Sunday, January 16, 2022
Independence BR B, ML 4 (Marriott Marquis Washington, DC)
* noted as presenting author
Ashley-Marie Hanna Daftary, PhD, Assistant Professor, University of Nevada, Reno, Reno, NV
Stephanie Lechuga-Peña, PhD, Assistant Professor, Arizona State University, Phoenix, AZ
Jandel Crutchfield, PhD, LCSW, Assistant Professor, University of Texas at Arlington, Arlington, TX
Erin Sugrue, PhD, Assistant Professor, Augsburg University, Minneapolis, MN
Background: Research suggests that school social workers (SSWs) can play an important role in mitigating the negative mental health effects of COVID-19 (Ali et al., 2019; Burns et al., 1995; Haleemunnissa, Didel, Swami, Singh, & Vyas, 2020; Loades et al., 2020). Unfortunately, even as students have experienced increasing mental health difficulties related to the social consequences of COVID-19 (e.g., enforced isolation), SSWs have reported lower levels of student participation in social work services compared to before the pandemic (Jiao et al., 2020; Kelly et al., 2020; Loades et al., 2020; Nearchou et al., 2020). Other challenges faced by students, staff, and schools during the pandemic include: food insufficiency, health issues, and housing instability (Kelly et al., 2020). Subsequently, this research study aimed to understand how SSWs’ roles, responsibilities, and work tasks shifted during Spring 2020 distance learning to address students’ and families’ needs.

Methods: An exploratory qualitative research design was used to investigate SSWs’ experiences during the COVID-19 pandemic. Twenty SSWs across three states participated in 37 key informant interviews in the Spring and Fall Semesters of 2020. Three quarters of the SSWs (n=15, 75%) were white and three quarters (n=15, 75%) worked in schools that served majority Students of Color. The audio was transcribed and uploaded to Atlas.ti for data management. The data was analyzed using a constant comparative approach, including three coding cycles (Saldaña, 2009).
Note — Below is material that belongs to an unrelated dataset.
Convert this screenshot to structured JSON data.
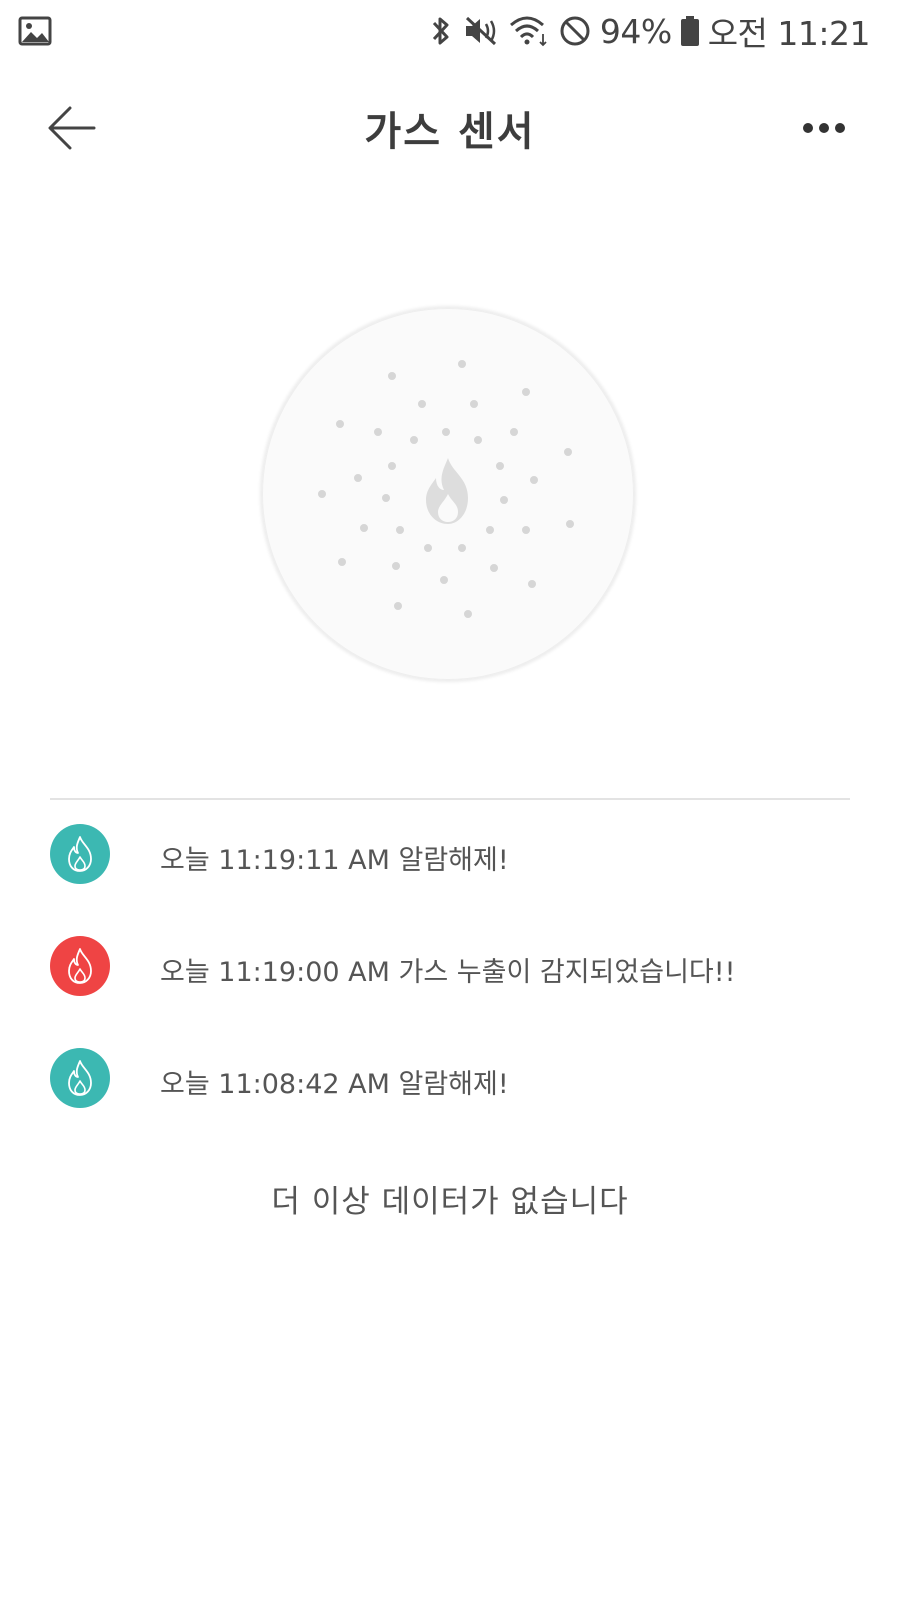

Findings: Participant narratives revealed that SSWs’ interactions with both students and their parents changed dramatically throughout the COVID-19 pandemic. One of the most substantial shifts in school social work practice related to increased contact and interaction with students’ parents, particularly in the months following the physical closure of schools. Increased communication with parents centered around two major activities: (1) food assistance and other resource referrals for families and (2) parent check-ins and coaching. A second major shift relates to SSWs practice with students. Not only did their contact with students decrease, their mode of communication with students also changed. Most regular tier 2 (small group) and tier 3 (individual) meetings with students took place via video conference (also described as synchronous virtual meetings or telehealth sessions). The findings highlight the barriers SSWs encountered when providing social-emotional telehealth interventions, including poor attendance resulting in ineffective group interventions, technology-specific barriers, and concerns regarding students’ privacy. In addition, participants indicated an awareness of increasing health and educational disparities for students and families (i.e., based on socio-economic status, race, and immigrant status) during the pandemic and the many barriers they face in addressing these disparities in their daily practice prior to and during the COVID-19 pandemic.
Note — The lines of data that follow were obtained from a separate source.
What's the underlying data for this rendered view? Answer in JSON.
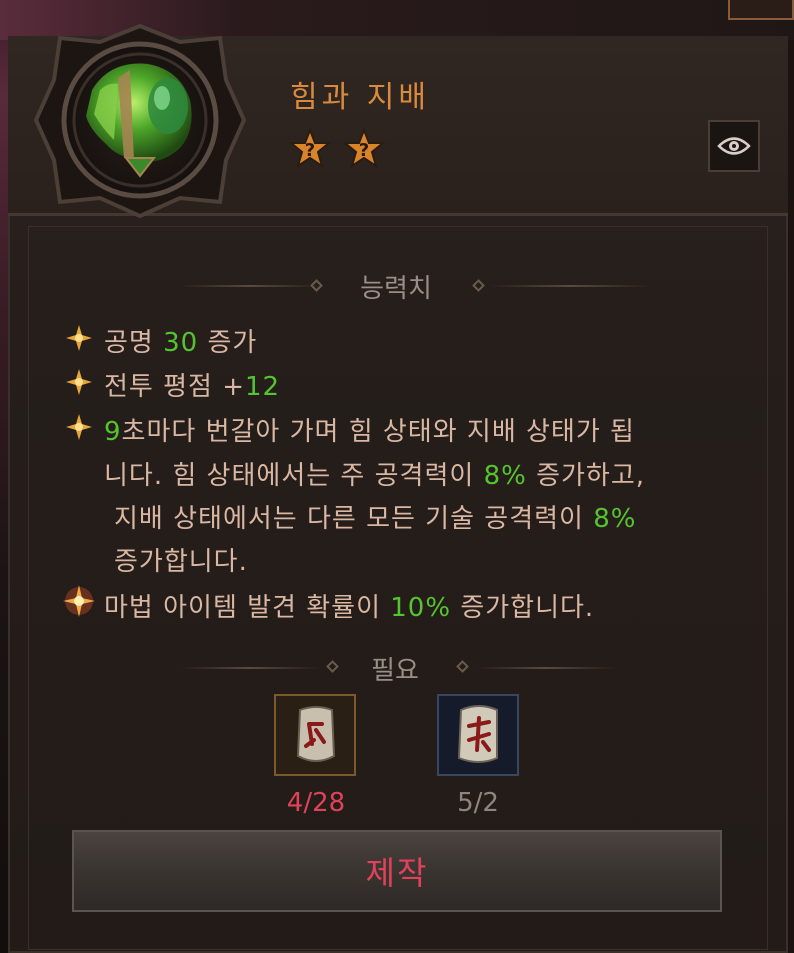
{
  "item": {
    "title": "힘과 지배",
    "stars": [
      "?",
      "?"
    ]
  },
  "eye_button": {
    "icon": "eye-icon"
  },
  "stats_section": {
    "heading": "능력치",
    "lines": [
      {
        "pre": "공명 ",
        "value": "30",
        "post": " 증가"
      },
      {
        "pre": "전투 평점 +",
        "value": "12",
        "post": ""
      }
    ],
    "effect": {
      "l1_value": "9",
      "l1_rest": "초마다 번갈아 가며 힘 상태와 지배 상태가 됩",
      "l2_pre": "니다. 힘 상태에서는 주 공격력이 ",
      "l2_value": "8%",
      "l2_post": " 증가하고,",
      "l3_pre": "지배 상태에서는 다른 모든 기술 공격력이 ",
      "l3_value": "8%",
      "l4": "증가합니다."
    },
    "magic": {
      "pre": "마법 아이템 발견 확률이 ",
      "value": "10%",
      "post": " 증가합니다."
    }
  },
  "requirements": {
    "heading": "필요",
    "runes": [
      {
        "count": "4/28",
        "status": "insufficient",
        "color": "#e0425a"
      },
      {
        "count": "5/2",
        "status": "sufficient",
        "color": "#8f857c"
      }
    ]
  },
  "craft_button": {
    "label": "제작"
  },
  "colors": {
    "title": "#d98a3c",
    "stat_text": "#d9b7a3",
    "highlight": "#54c42f",
    "craft": "#e0425a"
  }
}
Conclusion and implications: Considerations for school social work practice and research are discussed. This includes increased (1) attention and focus on anti-oppressive practice and prevention, (2) parent engagement, and (3) advocacy for additional funding to decrease current disparities, especially for communities most negatively impacted by the pandemic (i.e., students who have fallen behind academically and/or have been negatively impacted socially, emotionally, or behaviorally).